Move a dynamically allocated variable into a vector

Question

Given is the following C++ code:

std::vector<int> myVec;
int* num = new int(1);
myVec.emplace_back(std::move(*num));

If a move a variable with dynamic storage duration into a container (e.g. a vector) is it still necessary to delete num manually if myVec is destroyed (goes out of scope)? Is there any difference if I use push_back instead of emplace_back?

Answer 1

You are copying the value stored in *num in your vector.
It is not much different from doing this:

int* num = new int(1);
int cpy = *num;

Therefore yes, you must delete it.
Vectors do not magically handle lifetimes of objects when dealing with pointers somehow in your code.

---

You can use unique_ptrs if you want to have controlled lifetimes for your objects:

myVec.emplace_back(std::make_unique<int>(1));

Anyway, this requires you to change the type of the vector from std::vector<int> to std::vector<std::unique_ptr<int>>.

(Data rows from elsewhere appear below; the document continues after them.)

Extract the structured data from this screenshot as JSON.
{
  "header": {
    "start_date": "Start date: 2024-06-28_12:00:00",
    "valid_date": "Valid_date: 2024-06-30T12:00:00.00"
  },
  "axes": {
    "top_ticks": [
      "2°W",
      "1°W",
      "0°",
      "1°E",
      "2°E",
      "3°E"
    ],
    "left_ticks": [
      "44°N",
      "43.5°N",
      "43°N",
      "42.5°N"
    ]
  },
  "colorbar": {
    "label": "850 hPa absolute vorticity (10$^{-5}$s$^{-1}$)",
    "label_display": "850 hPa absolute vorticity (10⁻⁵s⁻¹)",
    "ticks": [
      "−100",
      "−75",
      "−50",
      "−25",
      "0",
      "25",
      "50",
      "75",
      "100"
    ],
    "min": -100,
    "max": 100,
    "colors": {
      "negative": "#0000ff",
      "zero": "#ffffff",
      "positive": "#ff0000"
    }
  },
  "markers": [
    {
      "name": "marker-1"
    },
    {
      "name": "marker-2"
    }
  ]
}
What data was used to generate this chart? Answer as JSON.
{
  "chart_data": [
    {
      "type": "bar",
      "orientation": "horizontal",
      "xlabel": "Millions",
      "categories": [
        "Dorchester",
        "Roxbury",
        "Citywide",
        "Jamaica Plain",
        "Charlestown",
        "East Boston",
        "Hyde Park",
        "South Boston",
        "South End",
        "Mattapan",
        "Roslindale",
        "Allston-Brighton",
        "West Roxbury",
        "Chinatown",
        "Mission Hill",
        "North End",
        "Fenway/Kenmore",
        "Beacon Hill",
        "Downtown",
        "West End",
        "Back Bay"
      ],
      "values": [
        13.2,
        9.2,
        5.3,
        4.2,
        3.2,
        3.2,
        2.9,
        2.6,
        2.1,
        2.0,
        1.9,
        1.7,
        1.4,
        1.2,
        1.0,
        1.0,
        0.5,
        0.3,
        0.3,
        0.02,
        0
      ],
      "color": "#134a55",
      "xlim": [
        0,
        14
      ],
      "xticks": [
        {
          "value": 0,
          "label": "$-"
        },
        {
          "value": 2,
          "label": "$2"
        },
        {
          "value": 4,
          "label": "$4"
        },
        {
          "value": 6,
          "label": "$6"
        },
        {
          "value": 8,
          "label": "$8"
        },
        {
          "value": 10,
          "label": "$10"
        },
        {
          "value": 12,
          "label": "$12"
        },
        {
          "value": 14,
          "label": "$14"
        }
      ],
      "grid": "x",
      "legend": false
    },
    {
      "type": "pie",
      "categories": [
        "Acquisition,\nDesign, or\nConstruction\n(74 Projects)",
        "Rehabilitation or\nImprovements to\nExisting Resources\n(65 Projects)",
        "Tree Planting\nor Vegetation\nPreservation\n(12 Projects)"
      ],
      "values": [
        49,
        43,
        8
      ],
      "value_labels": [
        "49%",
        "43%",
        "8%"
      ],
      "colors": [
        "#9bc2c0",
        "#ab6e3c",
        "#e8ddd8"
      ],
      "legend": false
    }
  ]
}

Otherwise, you can do this:

std::vector<int> myVec;
auto num = std::make_unique<int>(1);
myVec.emplace_back(*num);

Allocated memory will be freed as soon as num goes out of its scope.

Answer 2

In your case a move will not occur because you are using a primitive type int which will simply be copied.

But even when you move the value of an object on the heap into a vector you still need to release the memory because moving the value still leaves the moved from object in a valid state. It still exists and can be used. The effect of moving is that its value may have changed and so its value can't be relied on until you re-assign an new one.

It doesn't matter if you use emplace_back() or push_back() to move the value it still remains as a valid object on the heap so i still needs deleting independently of what happens to the moved to element in the vector.

So std::move() facilitates (but does not guarantee) moving the contents (or value) of the object - not the object itself so the moved from object still needs deleting.